Even if the exam isn't always useful to screen for ovarian cancer, it can tell a doctor about a number of other conditions, Dr. Hope Ricciotti, the chair of obstetrics and gynecology at Beth Israel Deaconess argued in the 2015 journal article on pelvic exams.
Ricciotti told TODAY a pelvic exam can:
Detect that a woman's uterus is starting to prolapse
That means the muscles holding the uterus in place have weakened and it is slipping out of place and down towards the vagina. This can happen after pregnancies, so it can affect both younger and older women.

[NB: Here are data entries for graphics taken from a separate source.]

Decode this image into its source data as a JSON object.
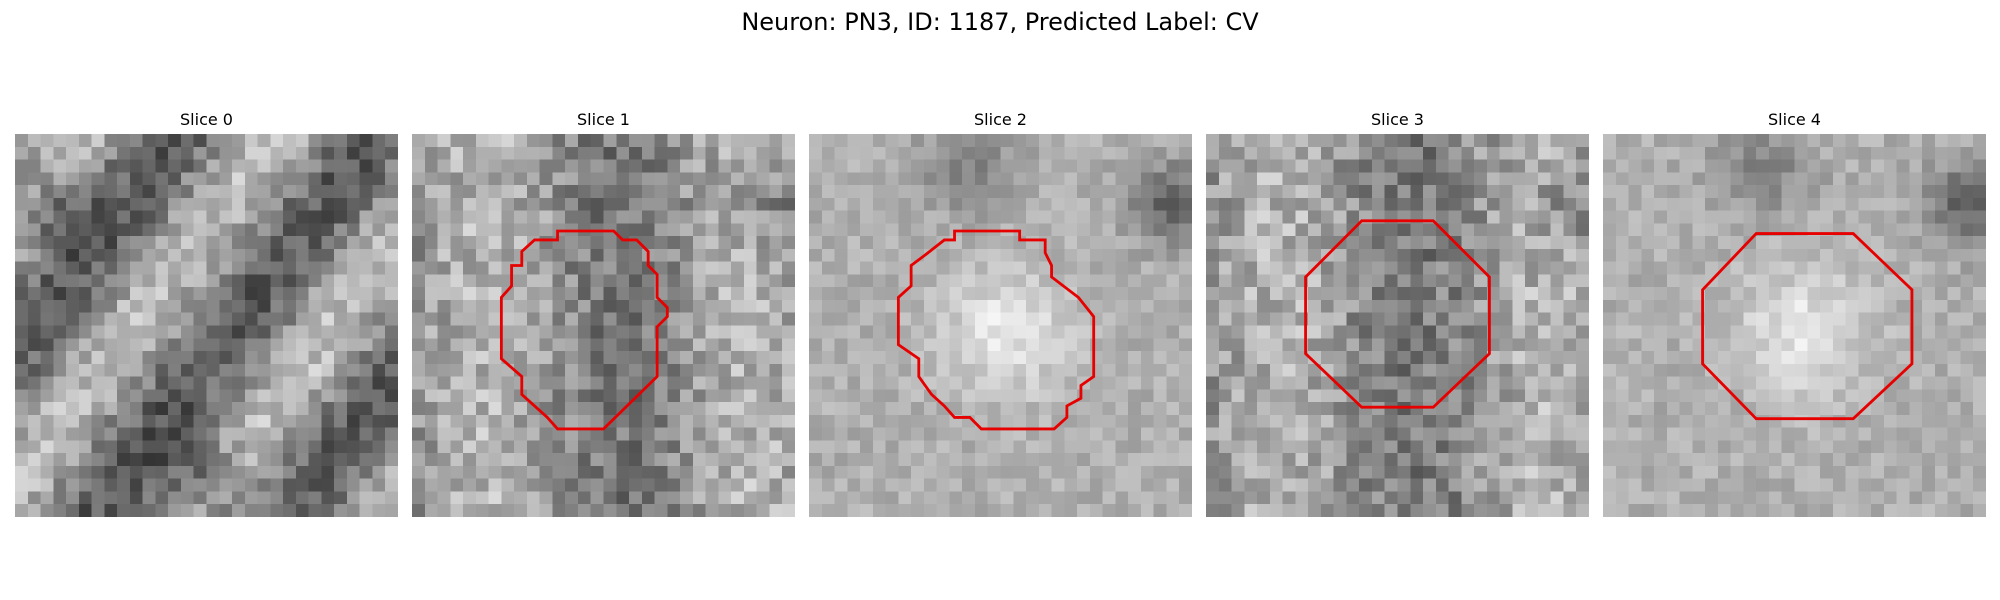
{
  "figure": {
    "title": "Neuron: PN3, ID: 1187, Predicted Label: CV"
  },
  "colors": {
    "outline": "#e60000",
    "background": "#ffffff"
  },
  "panels": [
    {
      "title": "Slice 0",
      "has_outline": false,
      "center_brightness": "dark-noisy"
    },
    {
      "title": "Slice 1",
      "has_outline": true,
      "center_brightness": "medium"
    },
    {
      "title": "Slice 2",
      "has_outline": true,
      "center_brightness": "bright"
    },
    {
      "title": "Slice 3",
      "has_outline": true,
      "center_brightness": "medium"
    },
    {
      "title": "Slice 4",
      "has_outline": true,
      "center_brightness": "bright"
    }
  ]
}
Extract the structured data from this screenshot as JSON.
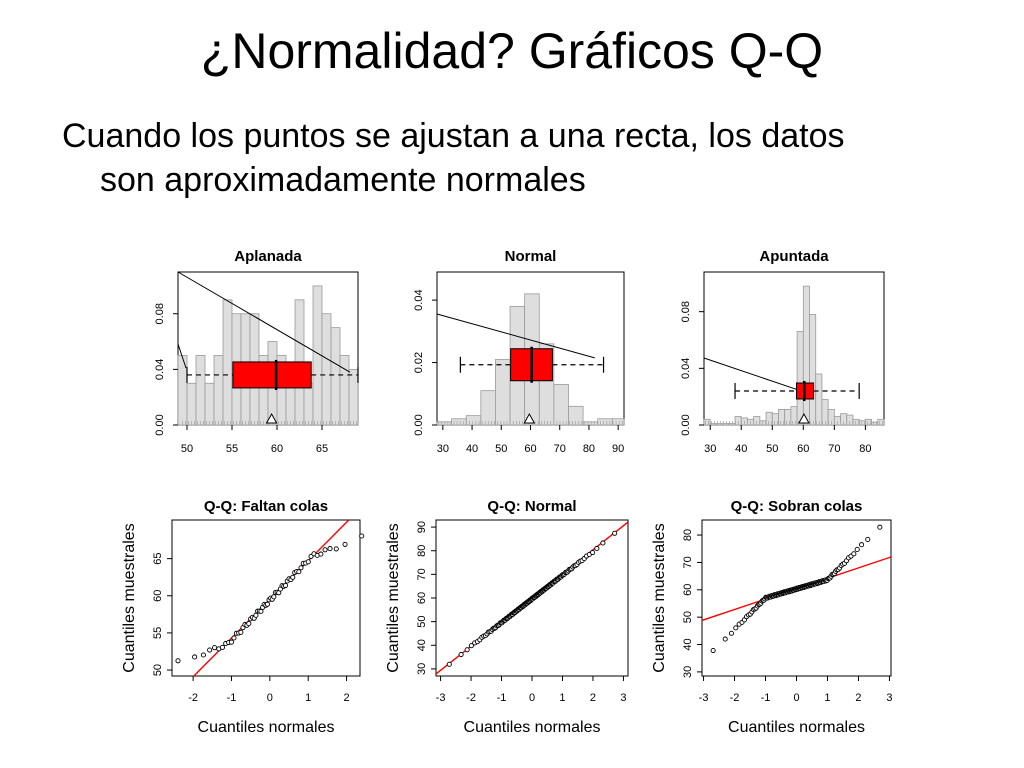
{
  "title": "¿Normalidad? Gráficos Q-Q",
  "body": {
    "line1": "Cuando los puntos se ajustan a una recta, los datos",
    "line2": "son aproximadamente normales"
  },
  "colors": {
    "box_fill": "#ff0000",
    "bar_fill": "#dedede",
    "bar_stroke": "#9a9a9a",
    "qq_line": "#ff0000"
  },
  "chart_data": [
    {
      "type": "bar",
      "title": "Aplanada",
      "xticks": [
        "50",
        "55",
        "60",
        "65"
      ],
      "xlim": [
        49,
        69
      ],
      "yticks": [
        "0.00",
        "0.04",
        "0.08"
      ],
      "ylim": [
        0,
        0.11
      ],
      "bins": [
        [
          49,
          50
        ],
        [
          50,
          51
        ],
        [
          51,
          52
        ],
        [
          52,
          53
        ],
        [
          53,
          54
        ],
        [
          54,
          55
        ],
        [
          55,
          56
        ],
        [
          56,
          57
        ],
        [
          57,
          58
        ],
        [
          58,
          59
        ],
        [
          59,
          60
        ],
        [
          60,
          61
        ],
        [
          61,
          62
        ],
        [
          62,
          63
        ],
        [
          63,
          64
        ],
        [
          64,
          65
        ],
        [
          65,
          66
        ],
        [
          66,
          67
        ],
        [
          67,
          68
        ],
        [
          68,
          69
        ]
      ],
      "density": [
        0.05,
        0.03,
        0.05,
        0.03,
        0.05,
        0.09,
        0.08,
        0.08,
        0.08,
        0.05,
        0.06,
        0.05,
        0.03,
        0.09,
        0.03,
        0.1,
        0.08,
        0.07,
        0.05,
        0.04
      ],
      "boxplot": {
        "min": 50,
        "q1": 55.1,
        "median": 59.9,
        "q3": 63.8,
        "max": 69,
        "mean": 59.4,
        "level": 0.036
      }
    },
    {
      "type": "bar",
      "title": "Normal",
      "xticks": [
        "30",
        "40",
        "50",
        "60",
        "70",
        "80",
        "90"
      ],
      "xlim": [
        28,
        92
      ],
      "yticks": [
        "0.00",
        "0.02",
        "0.04"
      ],
      "ylim": [
        0,
        0.049
      ],
      "bins": [
        [
          28,
          33
        ],
        [
          33,
          38
        ],
        [
          38,
          43
        ],
        [
          43,
          48
        ],
        [
          48,
          53
        ],
        [
          53,
          58
        ],
        [
          58,
          63
        ],
        [
          63,
          68
        ],
        [
          68,
          73
        ],
        [
          73,
          78
        ],
        [
          78,
          83
        ],
        [
          83,
          88
        ],
        [
          88,
          92
        ]
      ],
      "density": [
        0.001,
        0.002,
        0.003,
        0.011,
        0.021,
        0.038,
        0.042,
        0.026,
        0.013,
        0.006,
        0.001,
        0.002,
        0.002
      ],
      "boxplot": {
        "min": 36,
        "q1": 53.2,
        "median": 60.4,
        "q3": 67.5,
        "max": 85,
        "mean": 59.6,
        "level": 0.0193
      }
    },
    {
      "type": "bar",
      "title": "Apuntada",
      "xticks": [
        "30",
        "40",
        "50",
        "60",
        "70",
        "80"
      ],
      "xlim": [
        28,
        86
      ],
      "yticks": [
        "0.00",
        "0.04",
        "0.08"
      ],
      "ylim": [
        0,
        0.108
      ],
      "bins": [
        [
          28,
          30
        ],
        [
          30,
          32
        ],
        [
          32,
          34
        ],
        [
          34,
          36
        ],
        [
          36,
          38
        ],
        [
          38,
          40
        ],
        [
          40,
          42
        ],
        [
          42,
          44
        ],
        [
          44,
          46
        ],
        [
          46,
          48
        ],
        [
          48,
          50
        ],
        [
          50,
          52
        ],
        [
          52,
          54
        ],
        [
          54,
          56
        ],
        [
          56,
          58
        ],
        [
          58,
          60
        ],
        [
          60,
          62
        ],
        [
          62,
          64
        ],
        [
          64,
          66
        ],
        [
          66,
          68
        ],
        [
          68,
          70
        ],
        [
          70,
          72
        ],
        [
          72,
          74
        ],
        [
          74,
          76
        ],
        [
          76,
          78
        ],
        [
          78,
          80
        ],
        [
          80,
          82
        ],
        [
          82,
          84
        ],
        [
          84,
          86
        ]
      ],
      "density": [
        0.004,
        0.001,
        0.001,
        0.001,
        0.001,
        0.006,
        0.005,
        0.004,
        0.006,
        0.003,
        0.009,
        0.008,
        0.011,
        0.011,
        0.013,
        0.066,
        0.098,
        0.078,
        0.036,
        0.018,
        0.011,
        0.006,
        0.008,
        0.007,
        0.004,
        0.003,
        0.004,
        0.002,
        0.004
      ],
      "boxplot": {
        "min": 38,
        "q1": 57.8,
        "median": 60.3,
        "q3": 63.3,
        "max": 78,
        "mean": 60.2,
        "level": 0.024
      }
    },
    {
      "type": "scatter",
      "title": "Q-Q: Faltan colas",
      "xlabel": "Cuantiles normales",
      "ylabel": "Cuantiles muestrales",
      "xticks": [
        "-2",
        "-1",
        "0",
        "1",
        "2"
      ],
      "xlim": [
        -2.55,
        2.35
      ],
      "yticks": [
        "50",
        "55",
        "60",
        "65"
      ],
      "ylim": [
        49.2,
        70.2
      ],
      "line": {
        "intercept": 59.5,
        "slope": 5.2
      },
      "points_s_shape": {
        "n": 60,
        "mean": 59.4,
        "core_slope": 5.4,
        "tail_start": 1.1,
        "tail_slope": 1.9
      }
    },
    {
      "type": "scatter",
      "title": "Q-Q: Normal",
      "xlabel": "Cuantiles normales",
      "ylabel": "Cuantiles muestrales",
      "xticks": [
        "-3",
        "-2",
        "-1",
        "0",
        "1",
        "2",
        "3"
      ],
      "xlim": [
        -3.15,
        3.15
      ],
      "yticks": [
        "30",
        "40",
        "50",
        "60",
        "70",
        "80",
        "90"
      ],
      "ylim": [
        27,
        93
      ],
      "line": {
        "intercept": 60,
        "slope": 10.2
      },
      "points_s_shape": {
        "n": 150,
        "mean": 59.6,
        "core_slope": 10.0,
        "tail_start": 2.2,
        "tail_slope": 11.5
      }
    },
    {
      "type": "scatter",
      "title": "Q-Q: Sobran colas",
      "xlabel": "Cuantiles normales",
      "ylabel": "Cuantiles muestrales",
      "xticks": [
        "-3",
        "-2",
        "-1",
        "0",
        "1",
        "2",
        "3"
      ],
      "xlim": [
        -3.05,
        3.05
      ],
      "yticks": [
        "30",
        "40",
        "50",
        "60",
        "70",
        "80"
      ],
      "ylim": [
        28.5,
        85.5
      ],
      "line": {
        "intercept": 60.4,
        "slope": 3.8
      },
      "points_s_shape": {
        "n": 140,
        "mean": 60.3,
        "core_slope": 3.3,
        "tail_start": 1.0,
        "tail_slope": 11.5
      }
    }
  ]
}
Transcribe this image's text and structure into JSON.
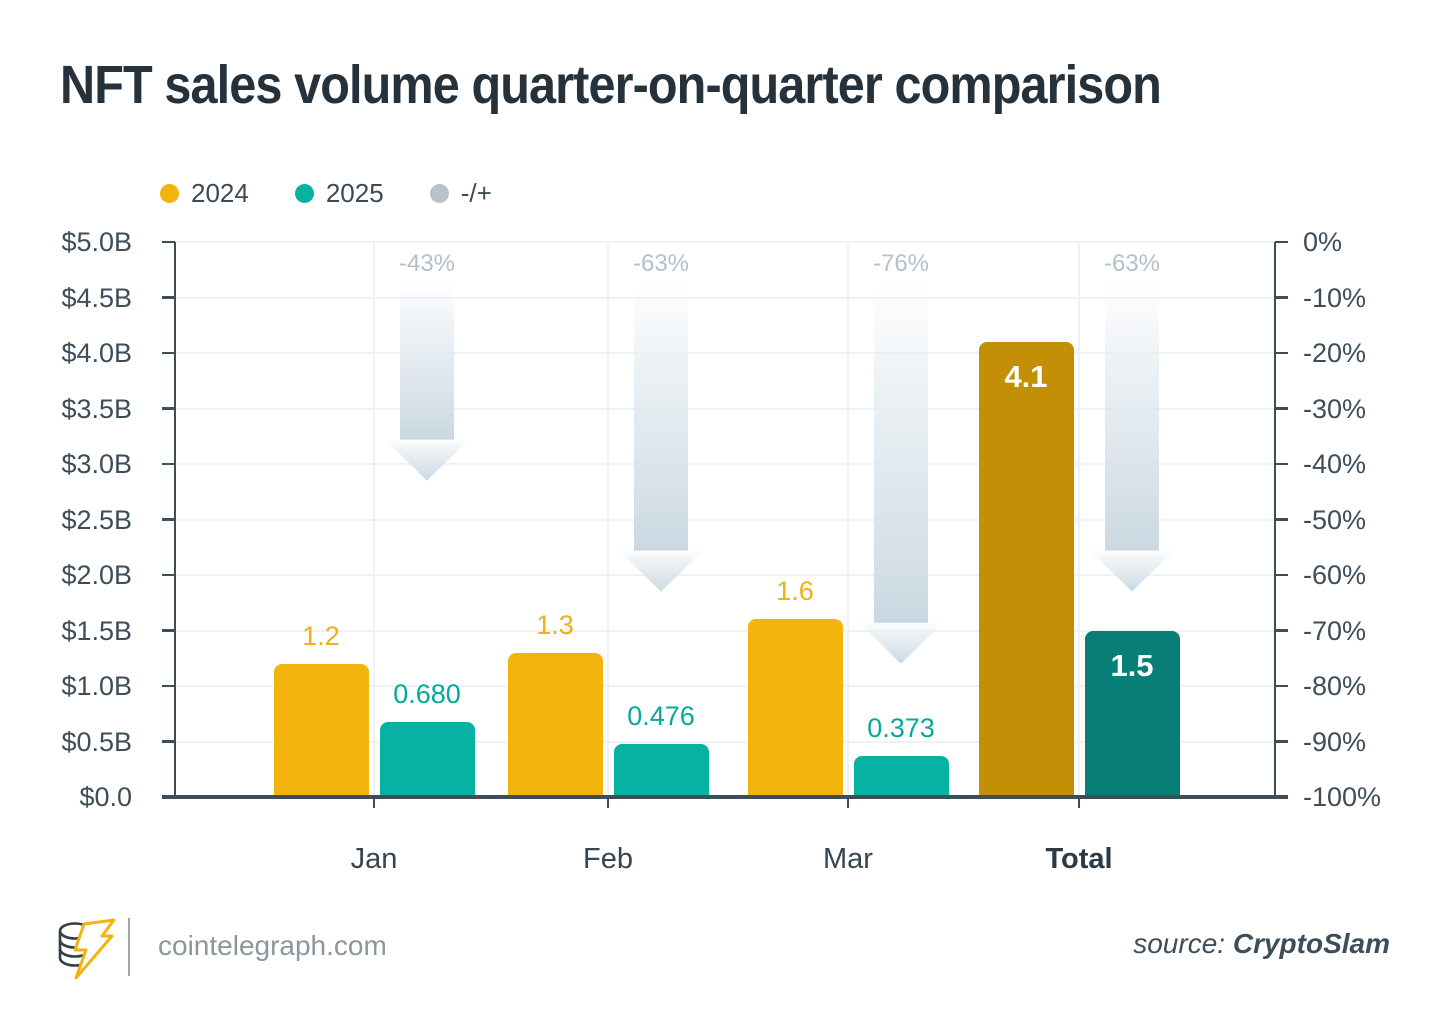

Help diagnose endometriosis
If a woman's organs seem stuck together that could be a sign of endometriosis. A pelvic exam might prompt a doctor to ask whether the woman is having pain during intercourse.
Be a teaching moment for younger women
Women don't always know what is normal and what is abnormal, Ricciotti said, so they may not complain about symptoms. And "women can be too embarrassed to ask about some of those things," she said.
But is yearly necessary?
"We've got to find some middle ground here," Riciotti said.
Dr. Priya Batra may have found a middle ground.
"In my practice I do tell the patients, if they don't have any symptoms and aren't pregnant, that it's unclear whether we get a lot of information from the routine pelvic exam," said Batra, an ob-gyn at the University of California, Los Angeles, Medical Center. "From my perspective, it can be offered, but it's not necessarily a requirement."
While the jury is still out on the value of annual pelvic exams in asymptomatic women, "we believe that women should see an ob-gyn for well-woman care once a year," Dr. John Fisch, director of Womancare Associates and an associate clinical professor in the department of obstetrics and gynecology at Magee-Women's Hospital of the University of Pittsburgh Medical Center told TODAY.
"At that point we can talk about whether a pelvic exam is appropriate. It's something that has to be individualized," said Fisch.